It Chapter Two (2019)

Terpukau dengan It (2017), membuat sekuel film tersebut menjadi salah satu film yang saya tunggu-tunggu. Sesuai dengan novelnya, kisah para tokoh utama pada It (2017) memang belum berhenti sampai di sana saja. It Chapter Two (2019) mengisahkan kembali petualangan The Loosers Club 27 tahun setelah peristiwa pada It (2017) berakhir. Siapakah The Loosers Club itu?
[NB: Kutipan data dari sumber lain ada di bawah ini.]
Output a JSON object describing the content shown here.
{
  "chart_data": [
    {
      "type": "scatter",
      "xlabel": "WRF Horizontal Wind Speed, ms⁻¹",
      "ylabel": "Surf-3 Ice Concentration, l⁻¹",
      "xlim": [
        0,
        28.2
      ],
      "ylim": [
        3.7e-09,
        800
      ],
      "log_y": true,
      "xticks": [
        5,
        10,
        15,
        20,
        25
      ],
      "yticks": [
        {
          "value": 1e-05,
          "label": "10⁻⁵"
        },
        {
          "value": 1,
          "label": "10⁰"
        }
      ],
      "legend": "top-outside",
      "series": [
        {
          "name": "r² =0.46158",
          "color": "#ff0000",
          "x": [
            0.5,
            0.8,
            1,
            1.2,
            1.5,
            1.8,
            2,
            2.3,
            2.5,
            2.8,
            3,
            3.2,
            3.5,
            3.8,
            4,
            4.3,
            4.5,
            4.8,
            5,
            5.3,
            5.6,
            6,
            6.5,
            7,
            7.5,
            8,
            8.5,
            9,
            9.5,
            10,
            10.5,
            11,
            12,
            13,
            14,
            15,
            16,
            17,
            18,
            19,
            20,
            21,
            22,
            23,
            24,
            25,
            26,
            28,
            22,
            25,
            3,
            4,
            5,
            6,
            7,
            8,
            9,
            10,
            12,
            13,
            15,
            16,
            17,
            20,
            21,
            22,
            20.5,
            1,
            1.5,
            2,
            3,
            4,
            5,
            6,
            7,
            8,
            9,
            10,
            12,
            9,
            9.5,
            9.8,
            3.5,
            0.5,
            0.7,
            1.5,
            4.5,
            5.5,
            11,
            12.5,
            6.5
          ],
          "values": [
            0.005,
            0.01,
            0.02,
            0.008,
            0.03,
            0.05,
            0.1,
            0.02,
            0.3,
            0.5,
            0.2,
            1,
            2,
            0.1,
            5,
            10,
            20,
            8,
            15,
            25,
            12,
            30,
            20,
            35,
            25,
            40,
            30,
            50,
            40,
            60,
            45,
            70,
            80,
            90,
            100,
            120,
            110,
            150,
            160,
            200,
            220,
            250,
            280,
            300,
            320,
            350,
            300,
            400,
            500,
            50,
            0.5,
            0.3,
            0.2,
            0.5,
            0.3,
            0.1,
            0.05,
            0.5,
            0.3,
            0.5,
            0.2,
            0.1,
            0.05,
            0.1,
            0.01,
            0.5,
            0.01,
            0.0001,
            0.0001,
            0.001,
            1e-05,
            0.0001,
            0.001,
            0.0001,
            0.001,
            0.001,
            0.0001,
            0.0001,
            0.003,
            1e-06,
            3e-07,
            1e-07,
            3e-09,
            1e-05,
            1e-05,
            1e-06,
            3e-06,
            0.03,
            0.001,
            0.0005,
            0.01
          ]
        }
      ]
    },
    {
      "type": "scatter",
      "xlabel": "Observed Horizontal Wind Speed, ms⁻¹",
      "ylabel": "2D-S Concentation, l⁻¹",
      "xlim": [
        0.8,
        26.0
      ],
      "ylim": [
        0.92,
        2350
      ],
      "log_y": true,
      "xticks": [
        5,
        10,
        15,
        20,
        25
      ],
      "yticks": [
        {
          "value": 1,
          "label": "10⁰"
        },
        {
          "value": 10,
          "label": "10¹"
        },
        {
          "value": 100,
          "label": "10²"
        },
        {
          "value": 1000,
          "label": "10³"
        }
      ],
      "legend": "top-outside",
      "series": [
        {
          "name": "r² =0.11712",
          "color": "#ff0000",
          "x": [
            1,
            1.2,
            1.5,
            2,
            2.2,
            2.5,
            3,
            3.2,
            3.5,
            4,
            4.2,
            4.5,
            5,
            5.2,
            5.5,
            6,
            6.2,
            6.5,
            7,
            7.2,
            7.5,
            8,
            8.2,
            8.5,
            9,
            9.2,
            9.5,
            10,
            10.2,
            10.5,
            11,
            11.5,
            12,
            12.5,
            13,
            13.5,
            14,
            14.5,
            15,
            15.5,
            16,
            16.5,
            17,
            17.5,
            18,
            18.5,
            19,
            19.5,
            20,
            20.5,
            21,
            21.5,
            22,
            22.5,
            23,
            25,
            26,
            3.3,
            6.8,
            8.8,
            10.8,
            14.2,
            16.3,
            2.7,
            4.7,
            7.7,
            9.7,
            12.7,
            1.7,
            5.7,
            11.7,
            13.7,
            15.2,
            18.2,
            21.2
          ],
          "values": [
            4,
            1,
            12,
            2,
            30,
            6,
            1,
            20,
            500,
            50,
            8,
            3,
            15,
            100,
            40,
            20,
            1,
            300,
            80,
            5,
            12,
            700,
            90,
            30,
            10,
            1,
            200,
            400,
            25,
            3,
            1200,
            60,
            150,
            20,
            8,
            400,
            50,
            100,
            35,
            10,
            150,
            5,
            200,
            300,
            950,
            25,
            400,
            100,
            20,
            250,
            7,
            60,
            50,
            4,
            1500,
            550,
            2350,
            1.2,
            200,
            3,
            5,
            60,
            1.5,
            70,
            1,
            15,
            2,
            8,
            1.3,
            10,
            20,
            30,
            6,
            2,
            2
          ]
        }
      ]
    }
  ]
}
Mereka merupakan sekelompok remaja yang beranggotakan William “Bill” Denbrough (Jaeden Lieberher), Stanley “Stan” Uris (Wyatt Oleff), Benjamin “Ben” Hanscom (Jeremy Ray Taylor), Beverly “Bev” Marsh (Sophia Lillis), Richard “Richie” Tozier (Finn Wolfhard), Edward “Eddie” Kaspbrak (Jack Dylan Grazer), dan Michael “Mike” Hanlon (Chosen Jacobs). Untuk The Loosers Club dewasa, perannya dimainkan oleh aktor dan artis lain yaitu William “Bill” Denbrough (James McAvoy), Stanley “Stan” Uris (Andy Bean), Benjamin “Ben” Hansco (Jay Ryan), Beverly Marsh (Jessica Chastain), Richard “Richie” Tozier (Bill Harder), Edward “Eddie” Kaspbrak (James Ransone), dan Michael “Mike” Hanlon (Isaiah Mustafa).

Menurut legenda, It atau Badut Pennywise (Bill Skarsgard) akan bangkit setiap 27 tahun. 27 tahun berlalu dan kejadian buruk mulai terjadi kembali di kampung halaman The Loosers Club. Sesuai dengan sumpah yang pernah mereka ikrarkan semasa remaja dulu, The Loosers Club dipanggil kembali untuk menghadapi It. Dari sekian banyak anggota The Loosers Club, hanya 1 yang memilih bunuh diri daripada harus berhadapan kembali dengan It. Bagaimana dengan sisanya? Mereka kembali tapi dengan membawa masalah mereka masing-masing.

Kembali ke kampung halaman, membawa kenangan lama kembali. Masalah masa lalu pun datang menghinggapi. Trauma akan kekerasan yang Bev hadapi ketika masih remaja kembali datang. Eddie teringat kembali mengenai bagaimana mudahnya ia jatuh sakit sejak kecil dulu. Kematian adik Bill kembali datang menghantui Bill. Cinta segitiga antara Bev, Ben dan Bill kembali datang. Terakhir, Mike yang terus terobsesi akan kebangkitan It, memiliki ketakutan tersendiri ketika ia mengingat kematian keluarganya. Oh tunggu dulu, bagaimana dengan Stanley dan Richie? Stanley … memilih untuk tidak datang menghadapi It. Richie memiliki masalag ketakutan yang sangat absurd, tidak jelas. Belakangan tersirat baru diketahui bahwa orientasi seks Richie-lah yang menjadi masalah. Masalah Richie ini menjadi subplot tak jelas yang tak penting. Aneh sekali, kok ya ini tidak ditanamkan sejak It (2017). Masalah yang Richie hadapi seolah-olah seperti masalah yang dibuat-buat agar durasi It Chapter Two (2019) semakin panjang :P.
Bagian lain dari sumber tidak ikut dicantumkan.